Bij de R-C verklaart [betrokkene 1] opnieuw dat moeder [slachtoffer] wegtrok hij de deur. Zij stelt niet expliciet wanneer dat was. Logischerwijs hield [betrokkene 1] in haar verklaring de chronologische volgorde van de feiten aan. Zij verklaart eerst dat er op de deur geschoten werd. Vervolgens verklaart zij dat haar moeder haar zusje wegtrok hij de deur. Dit correspondeert ook mei de verklaring van [slachtoffer] dat zij na het schot door het raampje heeft gekeken (en vervolgens werd weggetrokken zoals [betrokkene 1] stelt). Dat zegt dus niets over de positie van [slachtoffer] op het moment van het schot op de deur.
Deze verklaring van [betrokkene 1] sluit dus niet uit:
1. Schot op deur
2. Vervolgens kijken door raam door [slachtoffer]
3. Vervolgens wordt [slachtoffer] weggetrokken.
De verdediging meent dat de verklaringen van de familie [van slachtoffer] erop wijzen dat [slachtoffer] op het moment van het schot op de deur naast die deur stond. Na het schot heeft zij door het raam in de deur gekeken.

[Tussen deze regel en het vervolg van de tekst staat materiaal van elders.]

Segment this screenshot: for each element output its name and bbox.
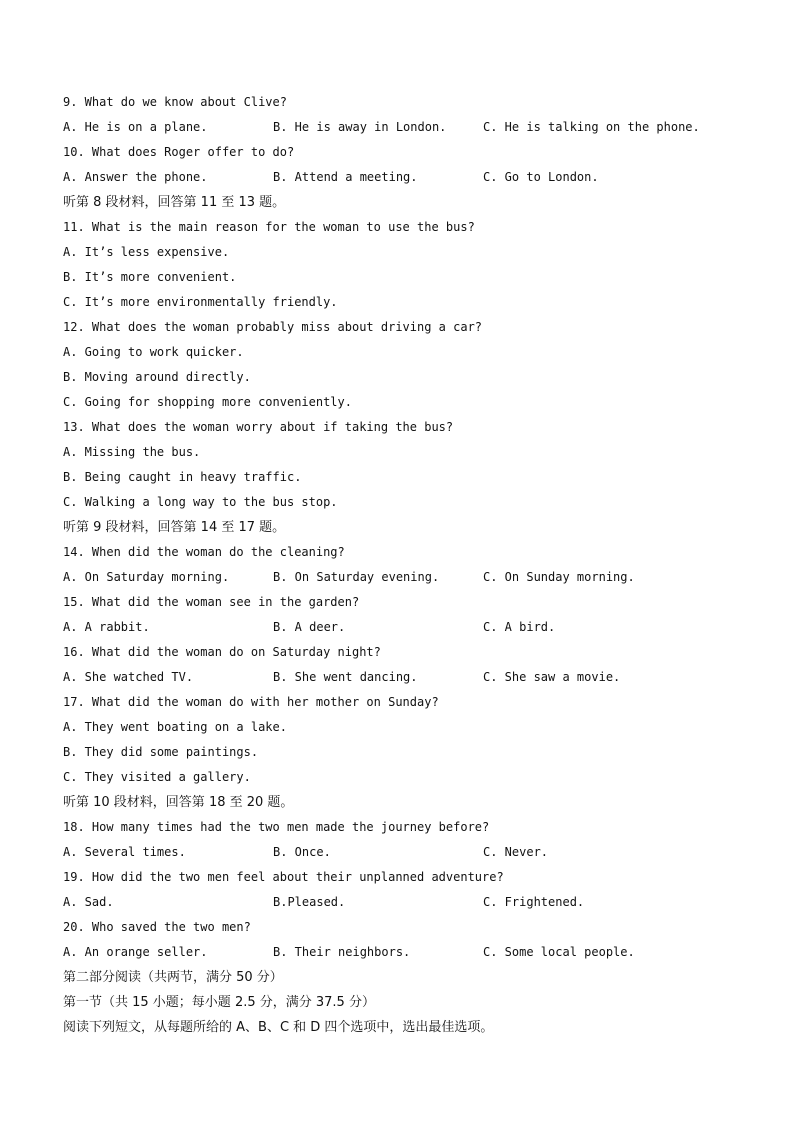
option-c: C. On Sunday morning.: [483, 570, 635, 584]
exam-content: [63, 90, 743, 1040]
option-b: B.Pleased.: [273, 895, 346, 909]
question-line: A. Missing the bus.: [63, 445, 201, 459]
option-c: C. He is talking on the phone.: [483, 120, 700, 134]
question-line: 13. What does the woman worry about if taking the bus?: [63, 420, 454, 434]
question-line: 9. What do we know about Clive?: [63, 95, 287, 109]
answer-options-row: [63, 565, 743, 590]
option-a: A. Sad.: [63, 895, 114, 909]
question-line: 17. What did the woman do with her mother on Sunday?: [63, 695, 439, 709]
question-line: 19. How did the two men feel about their unplanned adventure?: [63, 870, 504, 884]
option-b: B. She went dancing.: [273, 670, 418, 684]
question-line: C. Walking a long way to the bus stop.: [63, 495, 338, 509]
section-instruction: 第一节（共 15 小题；每小题 2.5 分，满分 37.5 分）: [63, 995, 375, 1010]
option-a: A. He is on a plane.: [63, 120, 208, 134]
answer-options-row: [63, 940, 743, 965]
question-line: C. They visited a gallery.: [63, 770, 251, 784]
option-a: A. Answer the phone.: [63, 170, 208, 184]
question-line: B. Being caught in heavy traffic.: [63, 470, 302, 484]
section-instruction: 阅读下列短文，从每题所给的 A、B、C 和 D 四个选项中，选出最佳选项。: [63, 1020, 494, 1035]
question-line: C. Going for shopping more conveniently.: [63, 395, 352, 409]
question-line: 14. When did the woman do the cleaning?: [63, 545, 345, 559]
question-line: B. It’s more convenient.: [63, 270, 237, 284]
question-line: 11. What is the main reason for the woman to use the bus?: [63, 220, 475, 234]
question-line: B. Moving around directly.: [63, 370, 251, 384]
option-b: B. On Saturday evening.: [273, 570, 440, 584]
option-a: A. She watched TV.: [63, 670, 194, 684]
option-c: C. She saw a movie.: [483, 670, 621, 684]
question-line: 10. What does Roger offer to do?: [63, 145, 295, 159]
option-c: C. Go to London.: [483, 170, 599, 184]
question-line: 15. What did the woman see in the garden?: [63, 595, 360, 609]
question-line: 12. What does the woman probably miss about driving a car?: [63, 320, 483, 334]
question-line: A. It’s less expensive.: [63, 245, 230, 259]
question-line: A. Going to work quicker.: [63, 345, 244, 359]
option-c: C. Never.: [483, 845, 549, 859]
option-c: C. Frightened.: [483, 895, 585, 909]
answer-options-row: [63, 615, 743, 640]
option-c: C. Some local people.: [483, 945, 635, 959]
question-line: 16. What did the woman do on Saturday night?: [63, 645, 381, 659]
option-b: B. A deer.: [273, 620, 346, 634]
section-instruction: 听第 9 段材料，回答第 14 至 17 题。: [63, 520, 286, 535]
answer-options-row: [63, 665, 743, 690]
option-a: A. A rabbit.: [63, 620, 150, 634]
option-b: B. Attend a meeting.: [273, 170, 418, 184]
option-b: B. Once.: [273, 845, 331, 859]
section-instruction: 第二部分阅读（共两节，满分 50 分）: [63, 970, 283, 985]
answer-options-row: [63, 165, 743, 190]
option-a: A. Several times.: [63, 845, 186, 859]
answer-options-row: [63, 890, 743, 915]
option-c: C. A bird.: [483, 620, 556, 634]
option-a: A. On Saturday morning.: [63, 570, 230, 584]
question-line: A. They went boating on a lake.: [63, 720, 287, 734]
option-b: B. Their neighbors.: [273, 945, 411, 959]
section-instruction: 听第 8 段材料，回答第 11 至 13 题。: [63, 195, 286, 210]
answer-options-row: [63, 115, 743, 140]
question-line: 20. Who saved the two men?: [63, 920, 251, 934]
answer-options-row: [63, 840, 743, 865]
option-b: B. He is away in London.: [273, 120, 447, 134]
section-instruction: 听第 10 段材料，回答第 18 至 20 题。: [63, 795, 294, 810]
question-line: C. It’s more environmentally friendly.: [63, 295, 338, 309]
question-line: 18. How many times had the two men made the journey before?: [63, 820, 490, 834]
question-line: B. They did some paintings.: [63, 745, 259, 759]
option-a: A. An orange seller.: [63, 945, 208, 959]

Dit brengt mee dat er geen aanmerkelijke kans bestond dat iemand zou worden getroffen. Dat geldt zelfs als cliënt bewust op de deur zou hebben geschoten en bij toeval, het slot zou hebben geraakt. Van voorwaardelijk opzet op de dood van [slachtoffer] kan dan geen sprake zijn.
Ik verwijs in dat kader naar HR 6 september 2005, LJN: AT2760. In die zaak had een man vanaf de straat geschoten door de ruit van de hoger gelegen woning waarin twee personen aanwezig waren. Van een van hen stond echter niet vast dat zij zich bevond in de kamer waar naar binnen was geschoten.
De HR overwoog dat onder dergelijke omstandigheden het oordeel van het hof dat sprake was van een aanmerkelijke kans dat zij zou worden geraakt, onvoldoende gemotiveerd was. Uit de bewijsmiddelen moet volgen dat ook werkelijk, in het licht van alle omstandigheden van het geval, een reële mogelijkheid bestond dat iemand door het schot geraakt werd.
Cliënt moet worden vrijgesproken voor de poging doodslag op [slachtoffer] omdat er niemand achter de deur stond."